Expanded facility features
By Haley Williams / Reporter
After an $8.2 million renovation, Del Mar has opened the doors of the new music building.
Featuring over 18,000 square feet of new space to prepare students for a career in the music field, the music building sits adjacent to the Fine Arts Center, “bringing the majority of DMC’s fine arts programs together in a complex-like area of the East Campus,” according to a Del Mar College news release.
The goal of Richter Architects, design architects for the project, was to “provide a harmonious architectural counterpart to the related but individual components of the Del Mar Fine Arts Complex,” which includes the music building, the fine arts building and the recent Drama Theatre addition.

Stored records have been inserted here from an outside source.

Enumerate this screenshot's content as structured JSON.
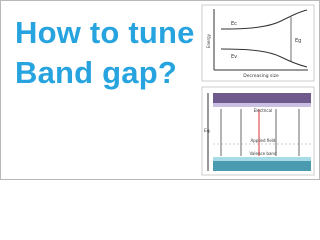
{
  "title": {
    "line1": "How to tune",
    "line2": "Band gap?"
  },
  "top_diagram": {
    "y_axis": "Energy",
    "x_axis": "Decreasing size",
    "conduction": "Ec",
    "gap": "Eg",
    "valence": "Ev"
  },
  "bottom_diagram": {
    "top_band": "Electrical",
    "field": "Applied field",
    "bottom_band": "Valence band",
    "gap": "Eg"
  }
}
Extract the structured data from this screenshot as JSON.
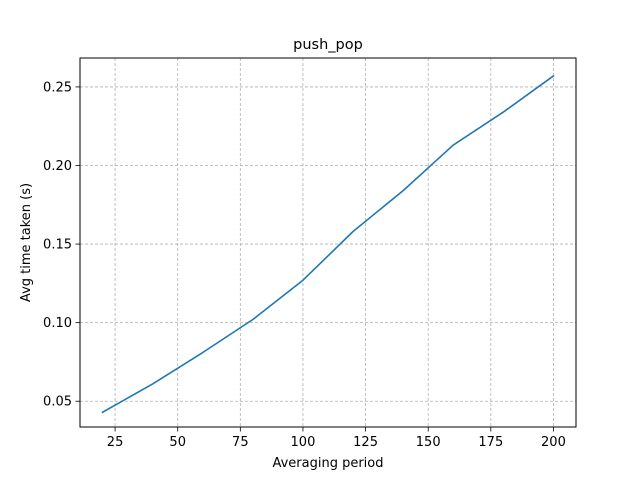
{
  "chart_data": {
    "type": "line",
    "title": "push_pop",
    "xlabel": "Averaging period",
    "ylabel": "Avg time taken (s)",
    "xlim": [
      11,
      209
    ],
    "ylim": [
      0.0336,
      0.2684
    ],
    "xticks": [
      25,
      50,
      75,
      100,
      125,
      150,
      175,
      200
    ],
    "yticks": [
      0.05,
      0.1,
      0.15,
      0.2,
      0.25
    ],
    "xtick_labels": [
      "25",
      "50",
      "75",
      "100",
      "125",
      "150",
      "175",
      "200"
    ],
    "ytick_labels": [
      "0.05",
      "0.10",
      "0.15",
      "0.20",
      "0.25"
    ],
    "grid": true,
    "series": [
      {
        "color": "#1f77b4",
        "x": [
          20,
          40,
          60,
          80,
          100,
          120,
          140,
          160,
          180,
          200
        ],
        "y": [
          0.043,
          0.061,
          0.081,
          0.102,
          0.127,
          0.158,
          0.184,
          0.213,
          0.234,
          0.257
        ]
      }
    ]
  }
}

“The project features new facilities and upgrades to existing spaces that set the standard of program excellence as the college plans for the next 50 years,” according to the college’s news release.
The new building includes over 11,000 square feet on the first floor and over 7,000 square feet on the second floor, adding to the building’s existing 29,000 square feet. The new space houses a large rehearsal room with storage, a green room, dressing room and a library for sheet music and a faculty office. Large and small recording studios with well-equipped, state-of-the-art control rooms were also added. The large recording studio includes one permanent and one portable isolation booth.
“The new addition, which for the Sound Recording Technology (SRT) program means two recording studios and control rooms for those studios, will allow us to make recordings in a quality environment that is optimized for exactly that reason,” said Dr. Paul Bissell, associate professor of sound recording technology.
According to Bissell, students will have an overall better learning experience with the new additions, and it will also allow students more time to focus on their projects and practicing their instruments.
“We have been doing most of the projects already, but the setup and overhead has been high,” Bissell said. “When it takes two hours to set up for a one-hour recording, the time on target is low. Now, we have our own spaces.”
Bissell has recently been setting up recording sessions for faculty as well as students, so they “have a quality objective view of their own playing. No more is the single live performance the only document of their hours of work.”
The new recording suites allow students to integrate live performances as well as recording sessions to further their knowledge and accuracy of their art.
“The recording session gives them the ability to have a second chance at a passage that didn’t go so well previously. Live performance is what the Music Department is all about, and that is what is going to be the focus of the studios, but being able to correct a passage that wasn’t the way the performer usually executes it is a powerful tool,” Bissell said.
New classrooms and projectors were also added to the second floor of the music building, along with a “state-of-the-art music technology lab that provides faculty with the ability to communicate individually from the instructor station to each student station in the room,” according to the Del Mar news release.
In addition to the new space in the music building, renovations were also made to the existing building, including new paint, tack boards and lighting in the corridors, integrating the new and old spaces, according to Richter Architects.
Wolfe Recital Hall received a makeover as well, with new carpet and seat upholstery, an updated lighting system, refinished wood paneling and stage floor and new stage curtains. The Wolfe Recital Hall lobby was updated with a new entry vestibule, new carpet, acoustical ceiling panels and new lighting, according to Richter Architects. The opening of the new building allows students to increase the passion that they already have for music and the fine arts.
“The new facilities are great,” Bissell said, “but the students have got to want more than good-looking wood floors and a console with moving faders. No one plays the trumpet because it is shiny.”
“The studio facilities are just ‘enablers’ that allow the process of recording, and teaching recording to happen, without nearly as many extrinsic barriers,” Bissell added. “If the look of the space and the technology draws the students in, that is great.”
One of the most noticeable features of the new music building is the sweeping glass concave wall. According to Richter Architects, the wall refers to a metaphorical music staff that can be used as an acoustic backdrop for outdoor performances and “provides a dramatic delineation to campus core.”
Del Mar College’s music program was one of the first community colleges to earn accreditation by the National Association of Schools of Music, and is also the origin of the official Texas Jazz Festival, the Corpus Christi Symphony and the Corpus Christi Chorale.